Tuesday, May 18, 2004
Looking for work
I hate it. I remember that I used to have friends who were constantly looking for work even while they were gainfully employed, always looking for a better opportunity, especially when we were fresh out of college. They said it was like with sharks, where you've got to be swimming forward constantly or die. They weren't interviewing constantly, but there was always a chance for one. Me, I'm more likely to wait until any severance pay I've got is half-used up before doing much more than updating my resumé.
Not this time, though. Heck, right now, I'm just trying to reconstruct a resumé. Alexei, in what I presume was an effort to keep me from finding out too much about Michelle's past, deleted it from Michelle's home PC, and off the network at BioSoft. I've been trying to get HR to cough up a paper copy, but they're busy working on severence packages and the like. Digging up my resumé is a low priority, but they say they'll do it by the end of the week.
I really don't want to use Michelle's resumé, but I can't exactly use mine. Can you imagine what happens if someone tries to call one of my references or previous employers? Disaster. And it ticks me off; I could accept being a receptionist when I thought snooping around BioSoft might be useful, but now I'm just thinking about the four years of college and six years of work after that which are basically going to waste now.
And Carter... I basically told him that I wasn't likely to find a job that paid as well as what I had at BioSoft on short notice, so I'd really appreciate it if he started looking so that we could make June's rent. But what's Samantha got? She worked for cash selling T-shirts on the Common last summer/fall, but Carter doesn't know who she worked for. She probably had some sort of summer or after-school job, but has no documentation. Calling the Haskinses is evidently out of the question. Sure, it would sound odd asking what "your" employment history was, but it would really help in terms of filling out a job application.

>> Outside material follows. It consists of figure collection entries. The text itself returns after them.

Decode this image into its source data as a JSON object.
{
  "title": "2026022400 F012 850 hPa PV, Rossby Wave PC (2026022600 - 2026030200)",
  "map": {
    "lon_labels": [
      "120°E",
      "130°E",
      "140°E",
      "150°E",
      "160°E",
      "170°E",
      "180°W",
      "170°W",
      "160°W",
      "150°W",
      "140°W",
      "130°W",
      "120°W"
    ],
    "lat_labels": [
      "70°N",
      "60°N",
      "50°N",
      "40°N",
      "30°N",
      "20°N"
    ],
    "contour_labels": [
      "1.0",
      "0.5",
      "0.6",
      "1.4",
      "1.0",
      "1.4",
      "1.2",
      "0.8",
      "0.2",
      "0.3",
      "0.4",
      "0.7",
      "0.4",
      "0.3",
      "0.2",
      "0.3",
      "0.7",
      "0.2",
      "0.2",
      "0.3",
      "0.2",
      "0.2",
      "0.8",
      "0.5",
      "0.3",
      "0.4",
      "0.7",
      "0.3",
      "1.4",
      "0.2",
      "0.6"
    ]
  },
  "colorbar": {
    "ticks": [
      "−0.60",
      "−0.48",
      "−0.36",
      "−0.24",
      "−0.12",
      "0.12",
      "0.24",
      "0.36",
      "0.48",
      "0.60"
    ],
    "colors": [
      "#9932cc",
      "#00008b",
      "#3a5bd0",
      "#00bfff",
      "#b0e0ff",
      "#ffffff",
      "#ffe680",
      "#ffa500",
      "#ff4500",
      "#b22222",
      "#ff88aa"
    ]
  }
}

But Carter doesn't want anything to do with Samantha's family. I get it, he doesn't want to feel like he's deceiving them by acting differently than their daughter, while at the same time he doesn't want to hurt them by telling them what really happened to Sam. So what'll probably happen is that I'll call them.
That's not the real problem, though. The real problem is, obviously, that this means admitting that he's not in control of his future. Carter's resumé is better than mine, what with that military service and other experience, but he can't touch it. He's basically looking at retail, and he worked way too hard to be reduced to that. Plus, if he goes out and gets a job that Carter wouldn't have given a second thought but which is what Sam would have had to settle for, it means it's permanent. He knows it is intellectually, but this is having an everyday life as Samantha. And he's seen what having an everyday life as Michelle has done for me. He's probably already envisioning nametags, and a co-worker flirting with him, and just having to be Sam eight hours a day. Right now, he can be Carter around me and Maggie, and that's really all he has contact with. Not so once you're out working.
But we're going to need the money, and when I told him he needed to find work, it sort of hit him that he'd been living off me for the past month. I don't mind at all, but I think he feels guilty, and he knows that wasn't going to last forever.